Lynette Marte-Gonzalez joined the Pancreas Center as the New Patient Coordinator in 2010.Lynette Marte-Gonzalez
In her role as the new patient coordinator, Lynette helps to make new patients’ experience at the center as easy, efficient, and smooth as possible. In particular, Lynette is on the front line of the center’s highly proactive approach to ensuring that patients receive appointments very quickly, that they see the right specialists for their health issues, that records are in order, and that any issues with insurance, language barriers, or other problems are addressed. In this interview, Lynette tells us about the Pancreas Center’s unique process and how that helps to provide the best care possible to patients with pancreatic diseases.
Q: What are some of the common difficulties patients face when seeking care?
Lynette: The most significant difficulties involve insurance, limited referrals from primary care providers, language barriers, and overall unfamiliarity and fear of navigating through the hospital system. Some patients are afraid to even call the center because they think it will take many months to get an appointment, which is completely unfounded.
Q: How do you address each of these issues? Let’s start with insurance, since that is at the top of the list.
Lynette: We see several common problems with insurance. First, readers should understand that the center includes specialists in Surgery, Interventional Gastroenterology, and Oncology (cancer treatment). In some cases, a person’s insurance may be accepted by a physician in one specialty, but not another. Medicaid is accepted by most practitioners, but not all. To address this complicated situation, we have implemented the policy of having people come for treatment regardless of their insurance policy – and we’ll find a way to make it work. Always.
Q: How are you able to provide care if insurance is not accepted or if the patient does not have insurance?
Lynette: We are creative and resourceful, and we have enough specialists available at NYP/Columbia that we can assemble the right teams to work within these constraints.
Perhaps most importantly, we have an excellent system in place in the form of our weekly multidisciplinary conference. Every Thursday, our entire team meets to discuss every new patient’s case. These meetings are directed by the Pancreas Center Director, John Chabot, MD. Many people come to the center specifically because they want to receive care from him. Even if their insurance will not work to have him as their primary surgeon, they still receive care from him in several ways. First, at our multidisciplinary conference each case is reviewed by the surgeons and physicians to determine their plan of care. Second, if surgery is required and insurance will not allow him to be the primary surgeon, he may still participate in surgery as the assistant, along with one of our other highly experienced and qualified surgeons.
In some cases, the out-of-pocket costs present a problem for patients. In these cases, the Pancreas Center will find a way to make it work. Bottom line, if a patient needs care, we find a way to provide it. If the hospital accepts the insurance at all, we can make sure the patient receives care.
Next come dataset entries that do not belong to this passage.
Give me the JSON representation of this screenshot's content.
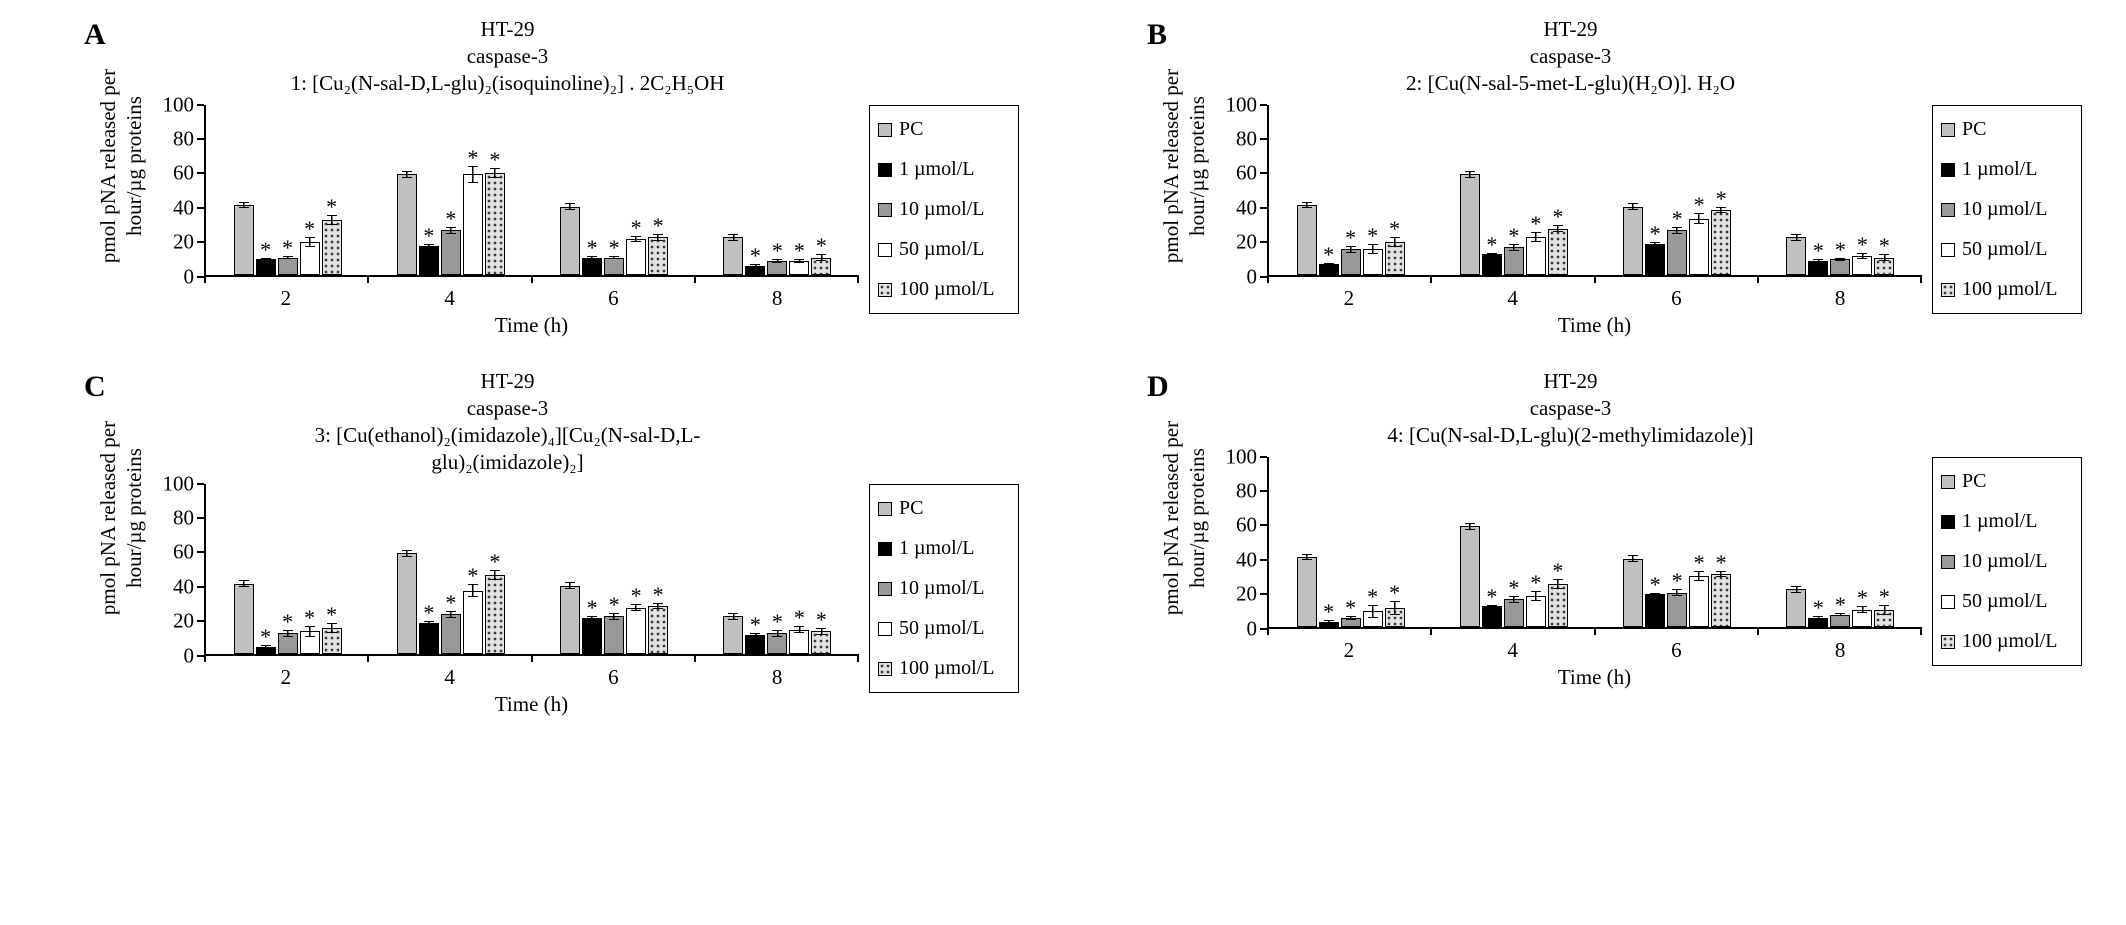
{
  "chart_data": [
    {
      "type": "bar",
      "panel_letter": "A",
      "title_lines": [
        "HT-29",
        "caspase-3",
        "1: [Cu₂(N-sal-D,L-glu)₂(isoquinoline)₂] . 2C₂H₅OH"
      ],
      "ylabel_lines": [
        "pmol pNA released per",
        "hour/µg proteins"
      ],
      "xlabel": "Time (h)",
      "categories": [
        "2",
        "4",
        "6",
        "8"
      ],
      "ylim": [
        0,
        100
      ],
      "yticks": [
        0,
        20,
        40,
        60,
        80,
        100
      ],
      "sig_marker": "*",
      "legend_position": "right",
      "series": [
        {
          "name": "PC",
          "fill": "pc",
          "values": [
            41,
            59,
            40,
            22
          ],
          "errors": [
            2,
            2,
            2,
            2
          ],
          "sig": [
            false,
            false,
            false,
            false
          ]
        },
        {
          "name": "1 µmol/L",
          "fill": "black",
          "values": [
            9,
            17,
            10,
            5
          ],
          "errors": [
            1,
            1,
            1,
            1
          ],
          "sig": [
            true,
            true,
            true,
            true
          ]
        },
        {
          "name": "10 µmol/L",
          "fill": "gray",
          "values": [
            10,
            26,
            10,
            8
          ],
          "errors": [
            1,
            2,
            1,
            1
          ],
          "sig": [
            true,
            true,
            true,
            true
          ]
        },
        {
          "name": "50 µmol/L",
          "fill": "white",
          "values": [
            19,
            59,
            21,
            8
          ],
          "errors": [
            3,
            5,
            2,
            1
          ],
          "sig": [
            true,
            true,
            true,
            true
          ]
        },
        {
          "name": "100 µmol/L",
          "fill": "dots",
          "values": [
            32,
            60,
            22,
            10
          ],
          "errors": [
            3,
            3,
            2,
            2
          ],
          "sig": [
            true,
            true,
            true,
            true
          ]
        }
      ]
    },
    {
      "type": "bar",
      "panel_letter": "B",
      "title_lines": [
        "HT-29",
        "caspase-3",
        "2: [Cu(N-sal-5-met-L-glu)(H₂O)]. H₂O"
      ],
      "ylabel_lines": [
        "pmol pNA released per",
        "hour/µg proteins"
      ],
      "xlabel": "Time (h)",
      "categories": [
        "2",
        "4",
        "6",
        "8"
      ],
      "ylim": [
        0,
        100
      ],
      "yticks": [
        0,
        20,
        40,
        60,
        80,
        100
      ],
      "sig_marker": "*",
      "legend_position": "right",
      "series": [
        {
          "name": "PC",
          "fill": "pc",
          "values": [
            41,
            59,
            40,
            22
          ],
          "errors": [
            2,
            2,
            2,
            2
          ],
          "sig": [
            false,
            false,
            false,
            false
          ]
        },
        {
          "name": "1 µmol/L",
          "fill": "black",
          "values": [
            6,
            12,
            18,
            8
          ],
          "errors": [
            1,
            1,
            1,
            1
          ],
          "sig": [
            true,
            true,
            true,
            true
          ]
        },
        {
          "name": "10 µmol/L",
          "fill": "gray",
          "values": [
            15,
            16,
            26,
            9
          ],
          "errors": [
            2,
            2,
            2,
            1
          ],
          "sig": [
            true,
            true,
            true,
            true
          ]
        },
        {
          "name": "50 µmol/L",
          "fill": "white",
          "values": [
            15,
            22,
            33,
            11
          ],
          "errors": [
            3,
            3,
            3,
            2
          ],
          "sig": [
            true,
            true,
            true,
            true
          ]
        },
        {
          "name": "100 µmol/L",
          "fill": "dots",
          "values": [
            19,
            27,
            38,
            10
          ],
          "errors": [
            3,
            2,
            2,
            2
          ],
          "sig": [
            true,
            true,
            true,
            true
          ]
        }
      ]
    },
    {
      "type": "bar",
      "panel_letter": "C",
      "title_lines": [
        "HT-29",
        "caspase-3",
        "3: [Cu(ethanol)₂(imidazole)₄][Cu₂(N-sal-D,L-",
        "glu)₂(imidazole)₂]"
      ],
      "ylabel_lines": [
        "pmol pNA released per",
        "hour/µg proteins"
      ],
      "xlabel": "Time (h)",
      "categories": [
        "2",
        "4",
        "6",
        "8"
      ],
      "ylim": [
        0,
        100
      ],
      "yticks": [
        0,
        20,
        40,
        60,
        80,
        100
      ],
      "sig_marker": "*",
      "legend_position": "right",
      "series": [
        {
          "name": "PC",
          "fill": "pc",
          "values": [
            41,
            59,
            40,
            22
          ],
          "errors": [
            2,
            2,
            2,
            2
          ],
          "sig": [
            false,
            false,
            false,
            false
          ]
        },
        {
          "name": "1 µmol/L",
          "fill": "black",
          "values": [
            4,
            18,
            21,
            11
          ],
          "errors": [
            1,
            1,
            1,
            1
          ],
          "sig": [
            true,
            true,
            true,
            true
          ]
        },
        {
          "name": "10 µmol/L",
          "fill": "gray",
          "values": [
            12,
            23,
            22,
            12
          ],
          "errors": [
            2,
            2,
            2,
            2
          ],
          "sig": [
            true,
            true,
            true,
            true
          ]
        },
        {
          "name": "50 µmol/L",
          "fill": "white",
          "values": [
            13,
            37,
            27,
            14
          ],
          "errors": [
            3,
            4,
            2,
            2
          ],
          "sig": [
            true,
            true,
            true,
            true
          ]
        },
        {
          "name": "100 µmol/L",
          "fill": "dots",
          "values": [
            15,
            46,
            28,
            13
          ],
          "errors": [
            3,
            3,
            2,
            2
          ],
          "sig": [
            true,
            true,
            true,
            true
          ]
        }
      ]
    },
    {
      "type": "bar",
      "panel_letter": "D",
      "title_lines": [
        "HT-29",
        "caspase-3",
        "4: [Cu(N-sal-D,L-glu)(2-methylimidazole)]"
      ],
      "ylabel_lines": [
        "pmol pNA released per",
        "hour/µg proteins"
      ],
      "xlabel": "Time (h)",
      "categories": [
        "2",
        "4",
        "6",
        "8"
      ],
      "ylim": [
        0,
        100
      ],
      "yticks": [
        0,
        20,
        40,
        60,
        80,
        100
      ],
      "sig_marker": "*",
      "legend_position": "right",
      "series": [
        {
          "name": "PC",
          "fill": "pc",
          "values": [
            41,
            59,
            40,
            22
          ],
          "errors": [
            2,
            2,
            2,
            2
          ],
          "sig": [
            false,
            false,
            false,
            false
          ]
        },
        {
          "name": "1 µmol/L",
          "fill": "black",
          "values": [
            3,
            12,
            19,
            5
          ],
          "errors": [
            1,
            1,
            1,
            1
          ],
          "sig": [
            true,
            true,
            true,
            true
          ]
        },
        {
          "name": "10 µmol/L",
          "fill": "gray",
          "values": [
            5,
            16,
            20,
            7
          ],
          "errors": [
            1,
            2,
            2,
            1
          ],
          "sig": [
            true,
            true,
            true,
            true
          ]
        },
        {
          "name": "50 µmol/L",
          "fill": "white",
          "values": [
            9,
            18,
            30,
            10
          ],
          "errors": [
            4,
            3,
            3,
            2
          ],
          "sig": [
            true,
            true,
            true,
            true
          ]
        },
        {
          "name": "100 µmol/L",
          "fill": "dots",
          "values": [
            11,
            25,
            31,
            10
          ],
          "errors": [
            4,
            3,
            2,
            3
          ],
          "sig": [
            true,
            true,
            true,
            true
          ]
        }
      ]
    }
  ]
}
Q: Tell us about the issue concerning referrals from primary care physicians.
Lynette: At the time of service some patients may require a written referral from their insurance plans. The patient may be unaware that the referral is needed, or the outside doctor may have simply not provided it, or sometimes the issue gets lost in the mix if the patient’s first language is not English. Regardless of the cause, we do the legwork by determining what is needed and obtaining the proper referral by contacting the appropriate offices.
Q: Are language barriers a common issue?
Lynette: Here in northern Manhattan, we see many patients who may not speak English or speak it well. We do several things to work with this issue. First, we have Spanish speaking staff including myself, and we will provide translators for patients who speak virtually any other language. Second, before patients come in for their appointments, we send paperwork home and give them a week or so to fill it out. We will send it by email or regular mail, whichever the patient prefers. Then, if they need the assistance of a translator to complete the forms, there is time to do this before the appointment. That way, during the appointment we can all focus on the exam, reviewing records, and determining the patient’s plan of care, without getting delayed by incomplete paperwork.
Q: Does it take a long time to get an appointment at the Pancreas Center?
Lynette: No, we make sure we schedule patients very quickly. The goal throughout NewYork-Presbyterian/Columbia is to schedule patients within 14 days. At the Pancreas Center, we schedule patients to come in within 7 days, and we are striving for even better.
In many cases, the patient does not know which specialist he or she should see. My first step, therefore, is to obtain all the patient’s records and have them reviewed by our physicians. That review ensures that we make the appointment with the correct specialist who can address the person’s condition correctly.